I used to do weekend gigs catering private parties. We were at a very, very rich guy’s house serving drinks and small bites. Someone somewhere grabs me by the arm and says, “Mr. X [the host] needs something. He’s in there,” and they point at a room down the hall with closed doors.
So I walk down, knock, no answer. It’s loud outside with music playing and tons of drunk people talking. I knock again. No answer. So I open the doors. There’s Mr. X with 3 women in varying degrees of nudeness and fellatio. Coke abounds. Mr. X just looks up at me and goes “Hey toots, can you get me another vodka Redbull?”

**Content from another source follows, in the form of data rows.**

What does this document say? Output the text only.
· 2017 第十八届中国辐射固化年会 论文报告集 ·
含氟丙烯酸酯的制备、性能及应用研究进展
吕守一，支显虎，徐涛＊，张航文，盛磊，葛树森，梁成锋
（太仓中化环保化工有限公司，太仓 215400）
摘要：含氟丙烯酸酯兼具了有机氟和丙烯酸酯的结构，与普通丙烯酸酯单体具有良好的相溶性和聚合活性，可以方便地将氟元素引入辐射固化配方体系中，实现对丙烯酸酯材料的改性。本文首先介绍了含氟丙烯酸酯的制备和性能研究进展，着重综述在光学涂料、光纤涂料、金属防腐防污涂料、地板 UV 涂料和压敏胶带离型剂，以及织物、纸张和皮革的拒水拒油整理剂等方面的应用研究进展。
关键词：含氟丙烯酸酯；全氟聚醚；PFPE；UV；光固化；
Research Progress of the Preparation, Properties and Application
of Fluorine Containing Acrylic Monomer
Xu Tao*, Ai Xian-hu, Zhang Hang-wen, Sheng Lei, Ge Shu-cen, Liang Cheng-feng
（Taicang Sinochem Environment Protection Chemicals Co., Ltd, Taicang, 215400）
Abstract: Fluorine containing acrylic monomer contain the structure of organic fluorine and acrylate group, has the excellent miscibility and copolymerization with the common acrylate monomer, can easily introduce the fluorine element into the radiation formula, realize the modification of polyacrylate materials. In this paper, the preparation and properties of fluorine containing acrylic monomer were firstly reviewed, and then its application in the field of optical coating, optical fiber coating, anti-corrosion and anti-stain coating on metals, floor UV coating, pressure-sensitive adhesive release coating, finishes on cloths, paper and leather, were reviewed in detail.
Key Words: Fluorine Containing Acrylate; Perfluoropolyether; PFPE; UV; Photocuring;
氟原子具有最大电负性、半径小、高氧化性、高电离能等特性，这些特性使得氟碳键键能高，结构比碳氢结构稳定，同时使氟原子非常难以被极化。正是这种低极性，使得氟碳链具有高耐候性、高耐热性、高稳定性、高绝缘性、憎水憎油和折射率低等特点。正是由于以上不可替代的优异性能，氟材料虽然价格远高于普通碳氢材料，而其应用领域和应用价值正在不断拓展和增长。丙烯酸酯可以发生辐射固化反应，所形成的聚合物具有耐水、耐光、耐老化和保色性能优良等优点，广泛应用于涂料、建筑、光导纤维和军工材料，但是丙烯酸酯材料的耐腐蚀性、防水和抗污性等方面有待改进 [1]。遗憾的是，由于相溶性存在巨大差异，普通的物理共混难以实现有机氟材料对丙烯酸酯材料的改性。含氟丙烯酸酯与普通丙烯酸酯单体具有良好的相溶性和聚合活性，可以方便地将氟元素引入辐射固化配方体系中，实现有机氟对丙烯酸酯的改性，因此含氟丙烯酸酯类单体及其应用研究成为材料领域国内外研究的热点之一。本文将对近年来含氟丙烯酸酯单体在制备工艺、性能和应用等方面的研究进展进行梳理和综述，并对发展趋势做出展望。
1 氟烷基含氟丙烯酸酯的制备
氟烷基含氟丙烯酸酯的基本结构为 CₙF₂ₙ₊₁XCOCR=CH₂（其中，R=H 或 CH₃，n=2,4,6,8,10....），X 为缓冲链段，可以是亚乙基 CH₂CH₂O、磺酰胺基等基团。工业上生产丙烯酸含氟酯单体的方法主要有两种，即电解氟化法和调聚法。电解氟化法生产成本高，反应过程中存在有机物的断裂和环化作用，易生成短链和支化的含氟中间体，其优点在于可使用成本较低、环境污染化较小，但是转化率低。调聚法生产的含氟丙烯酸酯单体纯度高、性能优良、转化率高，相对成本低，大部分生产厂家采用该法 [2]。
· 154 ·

Mr. X gave me a $100 tip but made me let him slip it in my skirt’s waistband. Later that night while counting my tips, I also found his phone # jotted on it.
5. The Proposal
Guy and girlfriend come into our restaurant for dinner. Guy then secretly tells me he has a ring and wants to propose to her and wants it to be all special. I was to wait until a specific time and come and ask if the table “needed anything else” and them he would say “I do. I need her.” And then get down on his knee, etc. etc. I thought it was cheesy, but hey I wanted to help the guy out and be a part of something like that, so I said I’d do it. I get to the table and ask the question, he then pops THE question and she burst into tears. But not good happy tears. She then blurts out that she wants to break up and that she was in love another guy, apparently a friend of his. I just slowly backed away from the table as his entire world came crashing down on him.
I was taking the breakfast order from a couple staying at the hotel, The lady ordered a full English breakfast and I asked how she would like her eggs, her reply, “Fertilized.” She then scowled at her husband, I backed away and ordered her fried eggs.
7. The Call
I served a couple, as soon as they were seated the guy got a phone call, and proceeded to take the call - it lasted the entire meal. His wife/girlfriend was furious by the time I brought out the dessert, which was when he finally hung up the phone and she said, “Fuck you and fuck your mum, we can’t even have one night out!”
I walk up to my table: a mom, dad, and son (8yrs old probably). The mom is going nuts. I guess another waiter was walking by with a pepper mill and it fell out of his hand and hit her on the head. Not hard, but it’s not a small thing. Well she’s going crazy, I’m trying to figure out what’s going on, and the table next to them is laughing at her freaking out. She keeps yelling, “He hit me! I want to call the cops! He hit me!”
The waiter is apologizing a shit load, but she’s not having it. She yells, “THATS ASSAULT!” and the table next to her that’s laughing yells “No miss, that’s A PEPPER!” I lose it! Have to run to the back.
I finally get my shit together and come back and the little kid is in hysterics now. The dad has had enough of his wife’s shit and is threatening to leave if she doesn’t calm down. Starts telling his wife “Do you want me to leave again? Do you want me to go?” the kid starts bawling and yelling “No daddy, please don’t leave again. Mommy act normal! Please stay daddy!‘” The lady finally drops the psychotics and finishes her food. We comp everything and they don’t leave me shit. I really don’t blame them cause after the incident I was a ghost. I avoided them like the plague. Poor kid.